I believe we should aim for consistency.  Since the NET is defined to
include the zero Sel, it's representation in the zone file should include
it also.

Having said that, I'll note that the local format of a zone file is
an implementation issue.  The implementation of bind 4.9 that supports
name->nsap mapping includes the zero sel value because the implementors
thought it was "the right thing to do".


> ---
> 
> The "NSAP-PTR" RR definition isn't needed.
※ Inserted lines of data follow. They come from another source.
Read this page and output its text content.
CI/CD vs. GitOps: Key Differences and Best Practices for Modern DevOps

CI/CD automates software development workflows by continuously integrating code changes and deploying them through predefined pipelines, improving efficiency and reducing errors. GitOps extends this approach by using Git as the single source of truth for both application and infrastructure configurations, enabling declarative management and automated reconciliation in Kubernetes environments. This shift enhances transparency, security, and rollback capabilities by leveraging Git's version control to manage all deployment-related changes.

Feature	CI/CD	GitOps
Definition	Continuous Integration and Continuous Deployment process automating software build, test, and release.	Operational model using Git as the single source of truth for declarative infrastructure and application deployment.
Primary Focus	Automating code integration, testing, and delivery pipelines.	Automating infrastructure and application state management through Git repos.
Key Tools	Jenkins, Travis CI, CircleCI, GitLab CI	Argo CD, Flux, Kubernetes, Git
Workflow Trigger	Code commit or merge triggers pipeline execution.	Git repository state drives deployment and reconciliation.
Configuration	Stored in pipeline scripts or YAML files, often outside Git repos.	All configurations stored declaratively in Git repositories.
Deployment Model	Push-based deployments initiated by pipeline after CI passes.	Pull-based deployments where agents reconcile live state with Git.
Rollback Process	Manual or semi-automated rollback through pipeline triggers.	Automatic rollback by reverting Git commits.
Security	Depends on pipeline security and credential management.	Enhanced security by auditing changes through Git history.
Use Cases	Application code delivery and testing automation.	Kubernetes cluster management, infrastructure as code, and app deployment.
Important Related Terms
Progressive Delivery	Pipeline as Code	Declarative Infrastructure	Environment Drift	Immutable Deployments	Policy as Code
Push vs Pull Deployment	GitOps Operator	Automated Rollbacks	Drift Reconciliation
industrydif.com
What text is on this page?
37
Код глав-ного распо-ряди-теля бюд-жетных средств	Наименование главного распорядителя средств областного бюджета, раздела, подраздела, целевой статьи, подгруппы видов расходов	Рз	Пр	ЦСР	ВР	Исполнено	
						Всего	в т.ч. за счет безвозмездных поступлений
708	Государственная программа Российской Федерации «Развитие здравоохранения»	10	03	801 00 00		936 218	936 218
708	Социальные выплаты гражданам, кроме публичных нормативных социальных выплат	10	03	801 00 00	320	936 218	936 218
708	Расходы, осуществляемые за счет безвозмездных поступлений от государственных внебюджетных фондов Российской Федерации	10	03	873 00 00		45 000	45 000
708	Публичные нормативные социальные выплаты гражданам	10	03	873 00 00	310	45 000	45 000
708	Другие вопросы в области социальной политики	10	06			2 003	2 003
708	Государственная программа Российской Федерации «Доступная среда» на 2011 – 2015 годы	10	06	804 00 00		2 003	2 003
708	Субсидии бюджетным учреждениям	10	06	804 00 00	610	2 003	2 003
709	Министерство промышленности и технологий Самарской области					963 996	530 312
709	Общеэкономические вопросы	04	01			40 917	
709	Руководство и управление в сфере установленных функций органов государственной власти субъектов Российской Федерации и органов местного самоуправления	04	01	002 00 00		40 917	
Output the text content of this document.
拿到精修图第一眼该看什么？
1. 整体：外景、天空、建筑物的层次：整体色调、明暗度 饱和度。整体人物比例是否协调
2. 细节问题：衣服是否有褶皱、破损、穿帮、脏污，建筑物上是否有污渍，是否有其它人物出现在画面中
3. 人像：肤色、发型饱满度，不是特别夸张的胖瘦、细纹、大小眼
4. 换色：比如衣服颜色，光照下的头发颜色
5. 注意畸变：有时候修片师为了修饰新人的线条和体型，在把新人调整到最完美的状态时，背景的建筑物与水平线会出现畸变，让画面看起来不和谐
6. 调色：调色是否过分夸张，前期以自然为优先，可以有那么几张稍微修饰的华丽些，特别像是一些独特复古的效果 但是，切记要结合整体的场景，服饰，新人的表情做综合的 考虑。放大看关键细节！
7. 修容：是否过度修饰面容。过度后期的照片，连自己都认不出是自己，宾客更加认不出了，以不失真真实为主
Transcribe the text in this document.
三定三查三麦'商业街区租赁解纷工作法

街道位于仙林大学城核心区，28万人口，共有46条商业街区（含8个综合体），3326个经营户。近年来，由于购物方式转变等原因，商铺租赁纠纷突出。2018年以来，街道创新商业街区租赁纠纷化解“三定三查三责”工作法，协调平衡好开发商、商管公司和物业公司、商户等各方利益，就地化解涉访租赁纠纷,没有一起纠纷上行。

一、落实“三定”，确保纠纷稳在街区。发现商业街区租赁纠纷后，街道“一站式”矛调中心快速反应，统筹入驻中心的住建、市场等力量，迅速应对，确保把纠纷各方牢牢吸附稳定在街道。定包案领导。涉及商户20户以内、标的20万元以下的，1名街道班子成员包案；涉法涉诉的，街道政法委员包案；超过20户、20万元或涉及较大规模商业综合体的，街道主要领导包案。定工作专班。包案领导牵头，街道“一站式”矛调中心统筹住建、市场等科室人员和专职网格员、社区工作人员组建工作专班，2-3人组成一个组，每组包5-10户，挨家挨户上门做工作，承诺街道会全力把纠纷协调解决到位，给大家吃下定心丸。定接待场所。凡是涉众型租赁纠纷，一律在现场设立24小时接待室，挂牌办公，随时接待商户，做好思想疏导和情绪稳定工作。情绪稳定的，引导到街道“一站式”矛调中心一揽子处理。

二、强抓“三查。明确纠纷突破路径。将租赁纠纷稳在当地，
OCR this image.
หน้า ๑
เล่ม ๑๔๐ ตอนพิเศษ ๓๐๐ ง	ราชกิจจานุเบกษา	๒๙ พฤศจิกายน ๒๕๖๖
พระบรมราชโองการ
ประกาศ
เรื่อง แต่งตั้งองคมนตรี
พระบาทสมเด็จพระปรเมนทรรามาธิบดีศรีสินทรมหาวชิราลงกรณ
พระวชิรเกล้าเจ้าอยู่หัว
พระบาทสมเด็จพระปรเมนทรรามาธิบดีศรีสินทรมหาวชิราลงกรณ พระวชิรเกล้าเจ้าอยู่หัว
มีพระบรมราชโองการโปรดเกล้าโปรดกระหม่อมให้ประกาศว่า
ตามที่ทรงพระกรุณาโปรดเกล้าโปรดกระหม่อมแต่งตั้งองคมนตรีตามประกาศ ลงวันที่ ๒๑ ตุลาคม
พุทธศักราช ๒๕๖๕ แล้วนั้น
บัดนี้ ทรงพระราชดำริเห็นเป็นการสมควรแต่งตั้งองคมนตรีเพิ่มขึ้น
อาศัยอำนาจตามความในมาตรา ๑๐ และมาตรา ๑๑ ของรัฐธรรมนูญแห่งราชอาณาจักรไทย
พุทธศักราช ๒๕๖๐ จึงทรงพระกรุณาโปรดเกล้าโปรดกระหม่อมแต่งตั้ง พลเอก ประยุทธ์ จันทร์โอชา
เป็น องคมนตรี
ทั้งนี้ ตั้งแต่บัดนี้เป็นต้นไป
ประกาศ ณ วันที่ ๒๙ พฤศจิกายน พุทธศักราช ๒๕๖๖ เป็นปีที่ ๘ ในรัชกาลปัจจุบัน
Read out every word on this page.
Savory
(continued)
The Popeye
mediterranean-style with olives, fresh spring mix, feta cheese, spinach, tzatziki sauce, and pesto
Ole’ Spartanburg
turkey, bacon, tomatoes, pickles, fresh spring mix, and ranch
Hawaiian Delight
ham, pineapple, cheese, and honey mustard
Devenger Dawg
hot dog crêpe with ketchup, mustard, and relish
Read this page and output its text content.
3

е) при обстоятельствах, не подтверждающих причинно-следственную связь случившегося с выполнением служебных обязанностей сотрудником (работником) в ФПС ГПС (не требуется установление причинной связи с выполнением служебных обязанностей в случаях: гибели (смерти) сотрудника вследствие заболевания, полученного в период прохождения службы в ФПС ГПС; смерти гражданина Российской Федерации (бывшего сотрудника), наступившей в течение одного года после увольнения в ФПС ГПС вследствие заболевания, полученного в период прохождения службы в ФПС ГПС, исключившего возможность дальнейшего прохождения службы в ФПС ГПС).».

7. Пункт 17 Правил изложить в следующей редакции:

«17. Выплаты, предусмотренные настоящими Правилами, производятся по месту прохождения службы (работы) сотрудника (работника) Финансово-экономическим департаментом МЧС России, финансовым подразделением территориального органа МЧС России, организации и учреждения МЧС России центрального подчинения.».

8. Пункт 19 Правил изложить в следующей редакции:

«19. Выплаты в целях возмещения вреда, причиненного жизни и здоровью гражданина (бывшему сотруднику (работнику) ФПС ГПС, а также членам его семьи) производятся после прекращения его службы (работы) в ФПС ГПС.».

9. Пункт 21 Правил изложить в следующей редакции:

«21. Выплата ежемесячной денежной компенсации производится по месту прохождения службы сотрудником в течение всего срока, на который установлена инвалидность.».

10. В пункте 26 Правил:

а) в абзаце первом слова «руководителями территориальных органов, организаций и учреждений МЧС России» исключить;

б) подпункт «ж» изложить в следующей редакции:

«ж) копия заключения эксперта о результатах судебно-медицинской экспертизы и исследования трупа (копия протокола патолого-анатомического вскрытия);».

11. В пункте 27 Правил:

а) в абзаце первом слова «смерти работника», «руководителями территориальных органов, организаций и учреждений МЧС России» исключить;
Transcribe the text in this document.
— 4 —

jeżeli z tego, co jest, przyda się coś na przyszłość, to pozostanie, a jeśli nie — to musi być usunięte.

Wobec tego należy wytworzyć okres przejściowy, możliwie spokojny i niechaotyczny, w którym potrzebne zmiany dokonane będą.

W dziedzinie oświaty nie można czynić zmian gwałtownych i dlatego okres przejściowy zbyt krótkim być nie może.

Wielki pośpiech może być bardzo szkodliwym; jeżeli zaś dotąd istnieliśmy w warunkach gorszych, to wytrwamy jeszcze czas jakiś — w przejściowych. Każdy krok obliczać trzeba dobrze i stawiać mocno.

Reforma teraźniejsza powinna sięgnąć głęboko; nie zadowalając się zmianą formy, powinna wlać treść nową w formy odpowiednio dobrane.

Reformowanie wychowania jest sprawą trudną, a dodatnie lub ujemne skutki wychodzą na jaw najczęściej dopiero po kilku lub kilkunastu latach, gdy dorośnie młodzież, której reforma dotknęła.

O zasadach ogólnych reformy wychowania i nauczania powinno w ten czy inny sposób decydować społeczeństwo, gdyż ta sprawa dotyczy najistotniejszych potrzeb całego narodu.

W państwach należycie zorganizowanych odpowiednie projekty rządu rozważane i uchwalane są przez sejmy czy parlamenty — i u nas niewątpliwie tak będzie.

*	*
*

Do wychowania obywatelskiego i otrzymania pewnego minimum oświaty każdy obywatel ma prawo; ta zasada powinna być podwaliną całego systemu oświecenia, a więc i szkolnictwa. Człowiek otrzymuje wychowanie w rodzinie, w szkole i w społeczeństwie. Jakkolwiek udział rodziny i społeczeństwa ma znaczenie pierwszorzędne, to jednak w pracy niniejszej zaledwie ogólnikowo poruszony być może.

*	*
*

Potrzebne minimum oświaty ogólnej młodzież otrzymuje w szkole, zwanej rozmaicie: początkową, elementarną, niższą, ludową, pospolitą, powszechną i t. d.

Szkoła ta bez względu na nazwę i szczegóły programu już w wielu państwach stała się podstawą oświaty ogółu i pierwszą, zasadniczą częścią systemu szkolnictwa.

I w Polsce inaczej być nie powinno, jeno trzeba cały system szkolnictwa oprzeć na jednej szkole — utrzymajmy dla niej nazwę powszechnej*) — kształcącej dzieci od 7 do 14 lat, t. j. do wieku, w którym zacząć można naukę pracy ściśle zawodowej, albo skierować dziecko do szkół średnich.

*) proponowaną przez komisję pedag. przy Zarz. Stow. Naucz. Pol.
The PTR RR itself has both the
> correct syntax and semantics; it can be used as is.


I like this.  PTR records are not, in fact, specific to IPaddr->name
lookups, so can also be used for NSAPaddr->name lookup.  Server code
won't need to be changed to support it, and user interfaces can be used
as is (although *good* user interfaces will need some changes).

Anyone see any overlooked subtlety here?


> Perhaps the inverse zone should use hex octet breaks for consistancy?
> 
> name	NET	C0.0000.81.2F.06.37
> 
> and
> 
> 37.06.2F.81.00.00.C0.#	PTR	name
> 
> Note that we have to mandate that "6" be represented as either .6. or
> .06. (I prefer the latter) to make this work.
> 
> I think we can assume octet breaks; from experience running networks it
> is much easier than arbitrary masks -- we only moved from A/B/C to bitmask
> subnetting because of a space crunch. Before the crunch, B's were happily
> subnetted on the "C mask", and A's on both byte-aligned masks.


First let me note that the greatest granularity for:

	- ESIS is octet alignment
	- ISIS is nibble alignment
	- IDRP is bit alignment

Since this is an issue of distributed allocation and control, it most
likely happens above the sysid, so ESIS isn't really relevant.

In RFC 1237.bis (draft-ietf-osinsap-allocation-00.txt), there are NSAP
formats which have fields defined on nibble boundaries (see Section
6.2.2).  Although it's not necessarily the case that *allocations* will
take place on nibble boundaries, I can already see the tendency to use
this.  My inclination is to err on the side of flexibility and use
nibbles rather than bytes.  I talked to Rob Austein (DNS WG chair) in
Amsterdam.  After some discussion we concluded that this was a workable
solution from the point of view of DNS name length (i.e., would fit
into DNS packets) and that there wasn't anything else obviously broken.

(I thought some about allowing the most general solution based on bit
boundaries.  After looking at the CIDR work in this area I decided against
it.)



I talked to Jon Postel in Houston about using .# as the root of the
NSAP->name tree because I'd seen it in CATNIP and liked it.  Jon didn't
think it sounded like such a great idea.  Since then I've officially
asked Jon for a root name for the NSAP->name tree.  I asked for .nsap,
but don't much care what it turns out to be.